> If tpu's actually breakout as a viable alternative over the next few years
Why haven't they broken out yet, I wonder, if they're more efficient for inference and LLM costs are now weighted towards inference over training?
> If tpu's actually breakout as a viable alternative over the next few years
Why haven't they broken out yet, I wonder, if they're more efficient for inference and LLM costs are now weighted towards inference over training?
You essentially have to run in google to use them and that probably limits their ability to breakout. Anthropic might be doing this deal as a way to shore up their supply chain and cost of both inference and training by leveraging Google's hardware and chip manufacturing expertise.
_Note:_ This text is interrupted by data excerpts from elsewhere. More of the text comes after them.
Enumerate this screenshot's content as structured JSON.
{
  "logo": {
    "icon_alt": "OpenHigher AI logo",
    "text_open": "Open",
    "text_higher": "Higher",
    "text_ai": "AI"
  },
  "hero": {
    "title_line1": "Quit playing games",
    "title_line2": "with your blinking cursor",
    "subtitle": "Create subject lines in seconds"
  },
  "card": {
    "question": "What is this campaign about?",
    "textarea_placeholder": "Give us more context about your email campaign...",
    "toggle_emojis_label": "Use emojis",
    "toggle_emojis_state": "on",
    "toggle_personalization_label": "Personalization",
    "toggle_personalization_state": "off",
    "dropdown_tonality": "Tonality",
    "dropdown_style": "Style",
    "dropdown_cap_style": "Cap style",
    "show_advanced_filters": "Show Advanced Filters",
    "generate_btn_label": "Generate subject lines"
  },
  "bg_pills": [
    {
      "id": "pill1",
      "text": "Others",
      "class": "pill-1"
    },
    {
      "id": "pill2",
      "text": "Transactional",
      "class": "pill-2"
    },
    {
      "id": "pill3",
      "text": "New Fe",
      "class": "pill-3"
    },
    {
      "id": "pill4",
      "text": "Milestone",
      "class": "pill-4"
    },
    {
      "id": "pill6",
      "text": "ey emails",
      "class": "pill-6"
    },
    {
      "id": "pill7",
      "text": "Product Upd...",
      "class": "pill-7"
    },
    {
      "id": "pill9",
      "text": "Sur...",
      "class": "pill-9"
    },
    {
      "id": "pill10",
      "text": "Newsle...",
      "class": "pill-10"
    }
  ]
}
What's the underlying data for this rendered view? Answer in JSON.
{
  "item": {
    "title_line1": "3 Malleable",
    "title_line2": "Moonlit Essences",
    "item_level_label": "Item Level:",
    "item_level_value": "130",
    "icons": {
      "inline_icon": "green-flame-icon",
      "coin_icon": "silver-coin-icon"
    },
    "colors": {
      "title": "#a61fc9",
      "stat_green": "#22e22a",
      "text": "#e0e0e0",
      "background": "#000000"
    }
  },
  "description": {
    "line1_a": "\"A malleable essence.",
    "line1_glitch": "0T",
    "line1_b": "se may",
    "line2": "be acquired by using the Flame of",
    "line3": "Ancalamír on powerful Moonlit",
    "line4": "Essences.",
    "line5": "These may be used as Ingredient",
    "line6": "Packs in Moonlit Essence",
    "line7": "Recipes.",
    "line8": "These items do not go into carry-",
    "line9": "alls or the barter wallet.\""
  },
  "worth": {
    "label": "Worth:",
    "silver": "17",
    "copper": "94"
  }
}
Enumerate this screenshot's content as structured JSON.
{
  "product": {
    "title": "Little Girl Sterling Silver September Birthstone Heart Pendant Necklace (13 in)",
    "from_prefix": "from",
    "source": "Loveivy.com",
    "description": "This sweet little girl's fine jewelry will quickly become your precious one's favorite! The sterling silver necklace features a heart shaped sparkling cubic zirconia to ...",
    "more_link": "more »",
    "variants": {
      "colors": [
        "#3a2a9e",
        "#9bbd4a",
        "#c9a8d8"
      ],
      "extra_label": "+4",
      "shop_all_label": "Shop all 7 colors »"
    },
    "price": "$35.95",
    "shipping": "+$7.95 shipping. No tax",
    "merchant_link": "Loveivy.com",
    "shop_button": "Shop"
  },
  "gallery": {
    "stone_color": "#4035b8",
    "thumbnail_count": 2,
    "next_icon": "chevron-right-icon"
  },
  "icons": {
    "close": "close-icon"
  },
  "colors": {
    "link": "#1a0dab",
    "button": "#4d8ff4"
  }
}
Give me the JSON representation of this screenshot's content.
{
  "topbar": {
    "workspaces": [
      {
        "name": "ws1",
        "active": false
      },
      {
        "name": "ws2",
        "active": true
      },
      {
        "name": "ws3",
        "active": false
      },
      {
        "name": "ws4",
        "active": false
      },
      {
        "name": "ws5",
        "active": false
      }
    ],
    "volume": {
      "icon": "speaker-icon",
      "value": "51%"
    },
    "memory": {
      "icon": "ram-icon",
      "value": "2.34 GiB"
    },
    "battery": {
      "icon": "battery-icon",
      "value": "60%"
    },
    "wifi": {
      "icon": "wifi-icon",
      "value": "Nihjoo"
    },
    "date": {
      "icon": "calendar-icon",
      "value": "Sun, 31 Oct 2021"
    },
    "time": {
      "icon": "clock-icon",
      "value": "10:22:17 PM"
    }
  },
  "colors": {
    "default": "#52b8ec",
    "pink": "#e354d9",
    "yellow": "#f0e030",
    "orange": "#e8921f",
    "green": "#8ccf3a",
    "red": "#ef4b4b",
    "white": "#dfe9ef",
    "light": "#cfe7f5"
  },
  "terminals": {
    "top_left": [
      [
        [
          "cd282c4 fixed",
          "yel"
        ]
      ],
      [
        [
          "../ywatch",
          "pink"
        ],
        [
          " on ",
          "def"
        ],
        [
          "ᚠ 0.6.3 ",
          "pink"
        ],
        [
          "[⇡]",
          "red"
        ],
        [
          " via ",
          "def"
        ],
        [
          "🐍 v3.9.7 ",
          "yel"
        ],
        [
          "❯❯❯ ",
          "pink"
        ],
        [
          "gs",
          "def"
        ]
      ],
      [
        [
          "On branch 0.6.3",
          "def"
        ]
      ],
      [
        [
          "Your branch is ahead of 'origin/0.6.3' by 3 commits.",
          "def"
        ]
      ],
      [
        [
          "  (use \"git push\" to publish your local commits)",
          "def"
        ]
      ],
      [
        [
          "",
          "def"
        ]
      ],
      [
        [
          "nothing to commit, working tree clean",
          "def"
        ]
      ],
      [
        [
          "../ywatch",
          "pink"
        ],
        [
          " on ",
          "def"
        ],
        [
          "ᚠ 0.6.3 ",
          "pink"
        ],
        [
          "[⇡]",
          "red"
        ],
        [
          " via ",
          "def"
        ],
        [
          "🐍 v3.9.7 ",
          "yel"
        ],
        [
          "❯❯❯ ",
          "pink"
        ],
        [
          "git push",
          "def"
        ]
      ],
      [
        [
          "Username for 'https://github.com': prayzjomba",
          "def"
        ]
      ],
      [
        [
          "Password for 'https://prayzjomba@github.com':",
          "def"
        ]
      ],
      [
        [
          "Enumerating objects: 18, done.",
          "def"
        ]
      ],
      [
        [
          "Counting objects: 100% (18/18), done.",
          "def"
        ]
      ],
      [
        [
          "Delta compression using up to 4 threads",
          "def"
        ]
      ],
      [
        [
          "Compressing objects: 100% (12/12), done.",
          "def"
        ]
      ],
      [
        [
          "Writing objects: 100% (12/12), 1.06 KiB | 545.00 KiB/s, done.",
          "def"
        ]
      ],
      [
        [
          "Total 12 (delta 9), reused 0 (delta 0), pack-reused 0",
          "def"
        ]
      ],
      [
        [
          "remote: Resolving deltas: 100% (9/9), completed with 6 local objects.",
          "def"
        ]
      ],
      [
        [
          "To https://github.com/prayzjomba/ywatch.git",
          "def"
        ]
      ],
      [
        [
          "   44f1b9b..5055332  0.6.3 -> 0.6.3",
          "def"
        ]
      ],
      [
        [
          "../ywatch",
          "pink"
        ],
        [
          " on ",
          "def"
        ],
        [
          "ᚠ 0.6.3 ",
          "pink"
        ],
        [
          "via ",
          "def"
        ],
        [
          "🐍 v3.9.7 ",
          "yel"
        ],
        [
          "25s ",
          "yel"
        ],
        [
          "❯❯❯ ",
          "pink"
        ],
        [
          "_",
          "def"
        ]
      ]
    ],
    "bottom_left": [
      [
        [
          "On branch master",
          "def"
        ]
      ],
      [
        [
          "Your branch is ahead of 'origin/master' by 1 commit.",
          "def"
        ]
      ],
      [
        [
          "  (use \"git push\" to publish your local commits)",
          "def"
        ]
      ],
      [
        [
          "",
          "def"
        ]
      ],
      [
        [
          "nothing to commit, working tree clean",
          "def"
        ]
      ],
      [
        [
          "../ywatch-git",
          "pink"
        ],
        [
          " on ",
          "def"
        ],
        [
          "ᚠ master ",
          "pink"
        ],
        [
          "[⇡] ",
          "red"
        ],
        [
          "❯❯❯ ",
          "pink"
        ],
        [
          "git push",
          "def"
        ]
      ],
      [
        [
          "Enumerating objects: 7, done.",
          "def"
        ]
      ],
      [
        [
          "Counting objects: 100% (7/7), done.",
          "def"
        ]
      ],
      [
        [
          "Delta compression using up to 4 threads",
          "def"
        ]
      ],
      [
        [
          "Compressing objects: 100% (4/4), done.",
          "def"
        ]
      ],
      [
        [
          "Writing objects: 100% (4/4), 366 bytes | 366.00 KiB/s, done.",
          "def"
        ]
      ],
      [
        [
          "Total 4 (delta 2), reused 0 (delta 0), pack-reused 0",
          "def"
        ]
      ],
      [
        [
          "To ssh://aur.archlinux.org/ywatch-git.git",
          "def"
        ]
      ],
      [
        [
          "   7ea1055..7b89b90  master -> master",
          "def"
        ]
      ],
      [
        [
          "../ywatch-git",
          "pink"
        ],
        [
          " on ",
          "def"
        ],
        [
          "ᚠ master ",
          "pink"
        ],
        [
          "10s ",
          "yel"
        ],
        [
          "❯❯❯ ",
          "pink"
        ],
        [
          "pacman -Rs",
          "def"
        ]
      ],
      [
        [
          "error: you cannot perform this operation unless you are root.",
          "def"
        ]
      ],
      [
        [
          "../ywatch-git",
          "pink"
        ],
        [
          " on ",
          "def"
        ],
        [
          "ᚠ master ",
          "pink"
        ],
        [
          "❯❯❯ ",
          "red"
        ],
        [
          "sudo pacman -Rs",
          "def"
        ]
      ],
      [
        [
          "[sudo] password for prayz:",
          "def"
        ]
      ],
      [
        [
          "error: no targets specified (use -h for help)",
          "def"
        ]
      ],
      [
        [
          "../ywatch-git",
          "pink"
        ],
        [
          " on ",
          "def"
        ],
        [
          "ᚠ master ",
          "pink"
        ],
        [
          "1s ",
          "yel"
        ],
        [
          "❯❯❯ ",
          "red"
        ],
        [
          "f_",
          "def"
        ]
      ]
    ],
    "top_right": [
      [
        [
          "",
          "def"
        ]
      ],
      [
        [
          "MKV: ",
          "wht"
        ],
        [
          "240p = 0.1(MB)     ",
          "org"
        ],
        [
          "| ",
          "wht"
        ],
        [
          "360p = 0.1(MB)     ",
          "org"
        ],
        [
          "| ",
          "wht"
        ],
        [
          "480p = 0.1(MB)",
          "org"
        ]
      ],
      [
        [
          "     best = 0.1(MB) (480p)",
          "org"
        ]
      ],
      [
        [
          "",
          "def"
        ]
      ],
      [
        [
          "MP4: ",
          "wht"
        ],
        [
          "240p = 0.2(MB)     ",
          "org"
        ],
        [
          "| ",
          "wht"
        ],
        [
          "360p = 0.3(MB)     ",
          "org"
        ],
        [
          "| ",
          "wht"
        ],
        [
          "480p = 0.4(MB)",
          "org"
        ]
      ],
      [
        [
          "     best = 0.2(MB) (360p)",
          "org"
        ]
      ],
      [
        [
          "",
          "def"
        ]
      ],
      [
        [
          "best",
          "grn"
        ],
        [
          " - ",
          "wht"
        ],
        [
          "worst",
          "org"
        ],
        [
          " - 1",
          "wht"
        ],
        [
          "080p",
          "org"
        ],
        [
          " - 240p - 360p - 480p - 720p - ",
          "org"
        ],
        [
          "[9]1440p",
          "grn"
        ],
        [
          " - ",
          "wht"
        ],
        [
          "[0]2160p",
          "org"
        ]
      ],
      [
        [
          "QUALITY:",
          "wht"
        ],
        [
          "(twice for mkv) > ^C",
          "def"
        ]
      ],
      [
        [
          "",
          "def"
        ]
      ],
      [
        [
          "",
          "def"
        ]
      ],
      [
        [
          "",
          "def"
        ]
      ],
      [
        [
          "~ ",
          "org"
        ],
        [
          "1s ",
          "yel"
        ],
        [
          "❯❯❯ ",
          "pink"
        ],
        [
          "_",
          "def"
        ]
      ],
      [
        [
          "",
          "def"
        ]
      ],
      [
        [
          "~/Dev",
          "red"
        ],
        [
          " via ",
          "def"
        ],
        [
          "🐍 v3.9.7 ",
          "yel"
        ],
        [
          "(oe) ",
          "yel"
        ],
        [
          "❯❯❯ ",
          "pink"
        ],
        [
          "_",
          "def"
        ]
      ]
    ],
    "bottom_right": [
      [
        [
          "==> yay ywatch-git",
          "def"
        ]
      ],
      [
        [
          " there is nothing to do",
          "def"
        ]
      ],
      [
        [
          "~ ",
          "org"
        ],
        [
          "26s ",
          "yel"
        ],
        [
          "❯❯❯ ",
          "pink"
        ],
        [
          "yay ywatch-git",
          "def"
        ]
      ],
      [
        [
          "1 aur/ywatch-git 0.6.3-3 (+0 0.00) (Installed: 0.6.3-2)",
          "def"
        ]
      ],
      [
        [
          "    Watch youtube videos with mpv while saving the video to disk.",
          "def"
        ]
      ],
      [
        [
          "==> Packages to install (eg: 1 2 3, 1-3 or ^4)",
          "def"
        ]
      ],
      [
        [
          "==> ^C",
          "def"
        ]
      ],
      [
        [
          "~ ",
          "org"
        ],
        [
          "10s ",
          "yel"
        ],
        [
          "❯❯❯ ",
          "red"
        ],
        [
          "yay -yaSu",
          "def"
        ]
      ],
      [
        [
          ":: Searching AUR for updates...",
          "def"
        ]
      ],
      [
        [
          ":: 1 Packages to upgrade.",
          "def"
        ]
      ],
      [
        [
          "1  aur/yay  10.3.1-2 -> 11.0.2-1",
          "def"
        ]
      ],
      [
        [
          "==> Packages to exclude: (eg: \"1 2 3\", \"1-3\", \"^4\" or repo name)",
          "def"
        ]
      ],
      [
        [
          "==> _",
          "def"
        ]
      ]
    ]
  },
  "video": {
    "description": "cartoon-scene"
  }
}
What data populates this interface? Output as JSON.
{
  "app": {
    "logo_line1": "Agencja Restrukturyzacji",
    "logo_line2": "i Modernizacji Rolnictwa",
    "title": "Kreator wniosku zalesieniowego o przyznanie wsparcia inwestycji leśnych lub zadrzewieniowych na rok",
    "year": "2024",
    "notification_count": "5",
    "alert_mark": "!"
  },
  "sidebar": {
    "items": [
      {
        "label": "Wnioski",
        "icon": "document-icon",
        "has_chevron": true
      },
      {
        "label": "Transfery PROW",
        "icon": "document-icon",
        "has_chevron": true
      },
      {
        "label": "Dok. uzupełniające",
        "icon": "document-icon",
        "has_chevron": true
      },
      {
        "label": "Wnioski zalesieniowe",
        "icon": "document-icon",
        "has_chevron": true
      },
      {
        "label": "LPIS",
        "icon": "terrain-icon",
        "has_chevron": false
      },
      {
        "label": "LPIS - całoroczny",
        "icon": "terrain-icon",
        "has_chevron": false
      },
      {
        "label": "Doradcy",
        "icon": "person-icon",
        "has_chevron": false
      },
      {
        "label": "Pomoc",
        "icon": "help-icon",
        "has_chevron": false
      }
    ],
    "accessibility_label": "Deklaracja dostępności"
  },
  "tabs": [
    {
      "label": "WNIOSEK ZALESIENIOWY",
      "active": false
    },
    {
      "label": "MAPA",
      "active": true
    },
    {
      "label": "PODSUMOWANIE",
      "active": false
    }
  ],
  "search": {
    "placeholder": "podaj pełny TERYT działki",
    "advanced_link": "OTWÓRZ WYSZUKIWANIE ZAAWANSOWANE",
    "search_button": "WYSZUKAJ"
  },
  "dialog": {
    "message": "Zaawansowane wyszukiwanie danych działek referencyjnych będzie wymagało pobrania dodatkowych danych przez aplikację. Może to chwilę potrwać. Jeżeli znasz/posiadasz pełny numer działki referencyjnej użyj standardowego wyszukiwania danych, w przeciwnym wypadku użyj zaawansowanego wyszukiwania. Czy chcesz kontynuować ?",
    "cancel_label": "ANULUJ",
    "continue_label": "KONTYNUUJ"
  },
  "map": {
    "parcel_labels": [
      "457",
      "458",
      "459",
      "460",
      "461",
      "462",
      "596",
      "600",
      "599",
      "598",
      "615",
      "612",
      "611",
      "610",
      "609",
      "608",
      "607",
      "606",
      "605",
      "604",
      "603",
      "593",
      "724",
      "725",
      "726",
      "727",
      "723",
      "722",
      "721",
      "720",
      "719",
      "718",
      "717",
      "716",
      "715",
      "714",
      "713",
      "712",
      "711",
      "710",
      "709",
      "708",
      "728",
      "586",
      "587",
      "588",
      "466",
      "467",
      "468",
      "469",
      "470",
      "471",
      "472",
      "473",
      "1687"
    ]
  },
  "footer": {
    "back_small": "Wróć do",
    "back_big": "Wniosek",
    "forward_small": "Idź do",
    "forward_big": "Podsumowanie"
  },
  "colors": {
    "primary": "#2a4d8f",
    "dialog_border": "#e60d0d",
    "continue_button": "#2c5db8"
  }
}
Several customers like Citadel, run TPUs in their own datacenters (closer to Exchanges)
every tpu thats been made is in use and sold at a high margin, demand is not the issue.
TPUs are not that portable and easy for both inferencing and training. It has since improved a lot with their effort on the torch backend (XLA/TorchTPU) and JAX though.
But as far as i know it currently supports just that + tensorflow (which nobody uses it anymore, least here). And last we tried, so much of our kernels needs rework that it’s not worth the effort.
This may change since ironwood but we haven’t tried that generation.
there are literally not enough tpu's on earth for them to break out, every tpu thats been made is in use, the spike in demand is recent and google has heavy competition for foundry space.
Possibly because they just haven't been able to manufacture enough of them yet to be a viable business to others? They're fighting everyone else for foundry space and time.